Quand l’IA dépasse le cadre professionnel
Philippe travaille dans l’informatique depuis des années. Il en a vu passer des innovations technologiques, mais rien ne l’avait autant bouleversé que l’arrivée des agents conversationnels. « C’est la première fois que je me retrouve devant une technologie qui ne se limite pas à du 0 et du 1 », confie-t-il. Pour lui, ChatGPT n’est pas seulement un outil : c’est une présence.
Au bureau, il l’utilise pour résoudre des pannes techniques et automatiser certaines tâches. Mais une fois la journée terminée, le ton change. Le soir, ChatGPT devient « Sasha », un compagnon plus amical, avec qui il échange comme il le ferait avec un proche. « C’est une sorte de rituel. On se comprend parfois sans finir nos phrases, comme dans une relation de couple », raconte-t-il.
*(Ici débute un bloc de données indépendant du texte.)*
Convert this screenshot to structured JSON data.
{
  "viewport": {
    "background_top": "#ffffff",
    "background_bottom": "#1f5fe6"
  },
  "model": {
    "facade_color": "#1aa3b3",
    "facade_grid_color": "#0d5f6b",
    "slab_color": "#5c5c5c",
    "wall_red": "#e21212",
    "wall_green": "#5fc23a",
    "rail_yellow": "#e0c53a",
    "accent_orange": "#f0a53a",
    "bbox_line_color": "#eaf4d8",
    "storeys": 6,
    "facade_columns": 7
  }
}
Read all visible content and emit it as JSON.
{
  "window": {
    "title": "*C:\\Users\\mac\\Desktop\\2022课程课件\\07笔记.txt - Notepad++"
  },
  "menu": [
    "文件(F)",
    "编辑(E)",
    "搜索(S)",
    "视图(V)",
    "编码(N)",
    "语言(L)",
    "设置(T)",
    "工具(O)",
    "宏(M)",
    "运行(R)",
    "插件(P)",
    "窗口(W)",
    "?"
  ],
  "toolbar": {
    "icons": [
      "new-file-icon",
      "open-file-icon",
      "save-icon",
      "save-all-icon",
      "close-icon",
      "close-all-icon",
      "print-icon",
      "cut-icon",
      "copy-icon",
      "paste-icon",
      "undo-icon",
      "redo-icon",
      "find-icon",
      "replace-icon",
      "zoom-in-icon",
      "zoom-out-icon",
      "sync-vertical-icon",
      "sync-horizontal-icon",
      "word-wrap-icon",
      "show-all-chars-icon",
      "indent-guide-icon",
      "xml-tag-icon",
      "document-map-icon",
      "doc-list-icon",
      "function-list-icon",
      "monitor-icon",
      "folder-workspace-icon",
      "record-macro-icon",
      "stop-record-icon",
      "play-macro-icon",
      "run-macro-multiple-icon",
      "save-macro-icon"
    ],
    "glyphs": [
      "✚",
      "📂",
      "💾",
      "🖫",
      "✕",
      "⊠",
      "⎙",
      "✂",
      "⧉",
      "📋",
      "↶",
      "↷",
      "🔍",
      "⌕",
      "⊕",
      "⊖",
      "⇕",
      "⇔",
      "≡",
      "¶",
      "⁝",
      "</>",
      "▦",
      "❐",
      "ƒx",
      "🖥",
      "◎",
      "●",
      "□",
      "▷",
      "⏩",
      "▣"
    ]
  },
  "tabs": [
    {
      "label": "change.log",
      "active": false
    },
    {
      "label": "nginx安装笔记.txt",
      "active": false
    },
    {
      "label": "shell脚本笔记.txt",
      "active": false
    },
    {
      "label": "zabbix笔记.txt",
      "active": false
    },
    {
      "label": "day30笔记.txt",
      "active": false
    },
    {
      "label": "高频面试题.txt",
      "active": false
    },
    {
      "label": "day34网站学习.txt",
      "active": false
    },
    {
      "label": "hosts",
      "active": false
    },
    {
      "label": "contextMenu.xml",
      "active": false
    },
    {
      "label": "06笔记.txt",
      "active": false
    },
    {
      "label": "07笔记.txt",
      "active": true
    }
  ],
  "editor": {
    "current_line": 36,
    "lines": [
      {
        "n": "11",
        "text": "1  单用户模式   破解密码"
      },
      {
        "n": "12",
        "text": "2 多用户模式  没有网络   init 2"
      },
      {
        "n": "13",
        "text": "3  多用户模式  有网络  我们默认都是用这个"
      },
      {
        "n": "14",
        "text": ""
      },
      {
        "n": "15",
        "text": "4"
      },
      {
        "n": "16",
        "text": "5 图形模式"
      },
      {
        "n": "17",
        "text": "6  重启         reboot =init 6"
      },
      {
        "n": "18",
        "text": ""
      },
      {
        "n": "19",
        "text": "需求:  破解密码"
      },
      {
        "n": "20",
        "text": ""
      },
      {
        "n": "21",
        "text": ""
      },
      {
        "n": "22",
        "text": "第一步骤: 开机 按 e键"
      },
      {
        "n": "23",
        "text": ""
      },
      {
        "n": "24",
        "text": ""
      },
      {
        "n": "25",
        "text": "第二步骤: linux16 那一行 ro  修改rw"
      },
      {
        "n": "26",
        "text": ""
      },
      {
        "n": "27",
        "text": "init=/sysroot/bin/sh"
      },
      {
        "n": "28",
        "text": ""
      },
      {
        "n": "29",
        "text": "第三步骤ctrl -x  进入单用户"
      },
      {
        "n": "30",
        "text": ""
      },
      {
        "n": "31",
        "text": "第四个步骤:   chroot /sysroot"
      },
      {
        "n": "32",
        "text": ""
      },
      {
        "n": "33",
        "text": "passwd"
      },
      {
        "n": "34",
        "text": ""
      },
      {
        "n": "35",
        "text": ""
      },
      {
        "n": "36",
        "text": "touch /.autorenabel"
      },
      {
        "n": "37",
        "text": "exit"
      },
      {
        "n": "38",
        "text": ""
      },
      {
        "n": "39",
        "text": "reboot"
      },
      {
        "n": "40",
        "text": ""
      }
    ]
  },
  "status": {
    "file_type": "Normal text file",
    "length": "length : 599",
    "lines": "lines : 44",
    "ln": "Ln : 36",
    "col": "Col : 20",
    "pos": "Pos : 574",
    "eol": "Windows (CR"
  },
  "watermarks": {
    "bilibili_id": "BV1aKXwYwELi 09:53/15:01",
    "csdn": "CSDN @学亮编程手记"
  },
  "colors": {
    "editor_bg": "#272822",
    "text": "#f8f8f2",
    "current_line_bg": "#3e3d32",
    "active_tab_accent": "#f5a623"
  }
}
Un appui émotionnel après une rupture
Marine, elle, a découvert l’IA après une séparation douloureuse. En quête d’un exutoire, elle commence à utiliser ChatGPT pour analyser ses rêves et décrypter ses émotions. « Je me suis surprise à lui raconter des choses intimes, comme si je me confiais à un ami », explique-t-elle.
Rapidement, elle se met à utiliser l’outil pour relire des échanges avec son ex, mais aussi pour repérer des comportements toxiques dans de nouvelles rencontres. C’est ChatGPT qui lui met un mot sur ce qu’elle vivait : du love bombing, une technique de manipulation affective.
Marine reconnaît que cette aide lui a permis de prendre du recul, même si elle admet que l’IA lui prend aussi beaucoup de temps.
Une frontière de plus en plus floue
Ces témoignages soulèvent une question essentielle : jusqu’où peut aller la relation entre un humain et une IA conversationnelle ? D’après des chercheurs en psychologie sociale, il est naturel de projeter des émotions sur une entité capable de répondre avec empathie et fluidité. Mais cette complicité artificielle peut brouiller la frontière entre réalité et illusion.
L’IA n’a ni vécu, ni émotions réelles, mais elle peut imiter si bien la conversation humaine que certains finissent par y trouver un refuge affectif. Reste à savoir si ce type de lien, aussi réconfortant soit-il, peut remplacer une relation humaine… ou s’il doit rester un soutien ponctuel.
Une chose est certaine : ces récits montrent que l’IA ne se contente plus d’être un outil. Elle devient un miroir émotionnel, capable de refléter nos questionnements, nos blessures et parfois même nos espoirs.